Deyan Deyanov sentenced for Briton's Tenerife beheading
- Published
A Bulgarian man who murdered and beheaded a British woman in a Tenerife supermarket has been sentenced to 20 years in a secure unit in Spain.
Deyan Deyanov, 22, was convicted last week of the attack on Jennifer Mills-Westley, from Norwich, in May 2011.
The sentence was the maximum possible, and has been requested by prosecutors.
The family of Ms Mills-Westley has criticised the authorities in Spain and Britain over a series of errors in dealing with Deyanov.
He had previously been detained in hospitals in north Wales and in Tenerife.
The trial heard how Ms Mills-Westley, a grandmother-of-five who had retired to the Spanish island, was repeatedly stabbed and then beheaded at a Chinese supermarket near the beach in the resort of Los Cristianos.
The Bulgarian, who was homeless, has been diagnosed with acute paranoid schizophrenia. When arrested, he admitted he had used crack cocaine and LSD.
On the morning of the murder, Deyanov had walked into another shop and asked for a knife, saying he was going to kill someone.
The court accepted that he carried out the crime during an acute attack of the chronic paranoid schizophrenia that he suffered and accepted that he was not criminally responsible owing to his mental illness.
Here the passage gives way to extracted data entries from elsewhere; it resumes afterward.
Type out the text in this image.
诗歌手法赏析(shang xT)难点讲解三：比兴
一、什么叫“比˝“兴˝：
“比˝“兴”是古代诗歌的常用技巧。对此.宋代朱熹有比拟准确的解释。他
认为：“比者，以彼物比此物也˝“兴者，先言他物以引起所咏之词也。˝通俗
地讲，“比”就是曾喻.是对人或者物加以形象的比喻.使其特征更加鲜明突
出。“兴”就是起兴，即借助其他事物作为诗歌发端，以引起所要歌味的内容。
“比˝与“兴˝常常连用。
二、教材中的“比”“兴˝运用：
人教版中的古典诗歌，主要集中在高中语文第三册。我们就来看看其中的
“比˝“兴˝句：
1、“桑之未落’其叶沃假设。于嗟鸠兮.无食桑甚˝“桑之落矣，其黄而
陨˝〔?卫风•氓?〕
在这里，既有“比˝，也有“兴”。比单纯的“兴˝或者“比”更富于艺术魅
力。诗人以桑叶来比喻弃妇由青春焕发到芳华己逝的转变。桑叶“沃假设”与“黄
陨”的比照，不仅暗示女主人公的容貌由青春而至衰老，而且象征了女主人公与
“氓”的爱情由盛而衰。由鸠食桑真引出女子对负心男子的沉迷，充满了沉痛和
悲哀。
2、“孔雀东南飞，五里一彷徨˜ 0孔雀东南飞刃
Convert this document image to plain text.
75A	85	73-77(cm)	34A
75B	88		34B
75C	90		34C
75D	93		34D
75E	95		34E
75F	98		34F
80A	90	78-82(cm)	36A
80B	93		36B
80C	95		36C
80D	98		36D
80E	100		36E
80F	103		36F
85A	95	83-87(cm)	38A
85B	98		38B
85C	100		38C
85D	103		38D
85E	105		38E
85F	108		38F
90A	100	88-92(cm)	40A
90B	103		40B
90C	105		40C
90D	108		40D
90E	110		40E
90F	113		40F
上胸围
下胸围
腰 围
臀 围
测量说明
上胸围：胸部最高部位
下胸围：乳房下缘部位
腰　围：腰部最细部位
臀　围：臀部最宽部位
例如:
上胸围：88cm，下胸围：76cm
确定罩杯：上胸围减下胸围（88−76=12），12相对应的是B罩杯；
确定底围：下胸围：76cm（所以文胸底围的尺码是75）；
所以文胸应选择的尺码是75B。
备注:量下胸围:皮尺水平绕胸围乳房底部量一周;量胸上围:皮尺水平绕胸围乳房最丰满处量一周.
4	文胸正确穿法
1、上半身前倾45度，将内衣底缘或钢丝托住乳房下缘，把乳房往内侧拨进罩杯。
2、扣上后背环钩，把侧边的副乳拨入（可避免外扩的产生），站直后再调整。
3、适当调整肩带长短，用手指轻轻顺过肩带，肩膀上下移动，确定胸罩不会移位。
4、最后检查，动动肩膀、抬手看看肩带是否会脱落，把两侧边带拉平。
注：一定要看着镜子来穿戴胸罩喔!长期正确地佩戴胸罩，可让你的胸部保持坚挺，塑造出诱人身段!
However, it ordered him to pay 100,000 euros (£86,000) to Ms Mills-Westley's daughters Sarah and Sam.
In a statement after the trial, they said lessons needed to be learned from the case.
"It is clear to us that there has been a catalogue of failings; unfortunately it is now left to us to piece these together as we still have so many unanswered questions," it said.
"We would like to make a plea that the care of people like Deyan Valentinov Deyanov is taken more seriously. He is a young man who has clearly been failed by a number of authorities, in the UK, Spain and most likely others."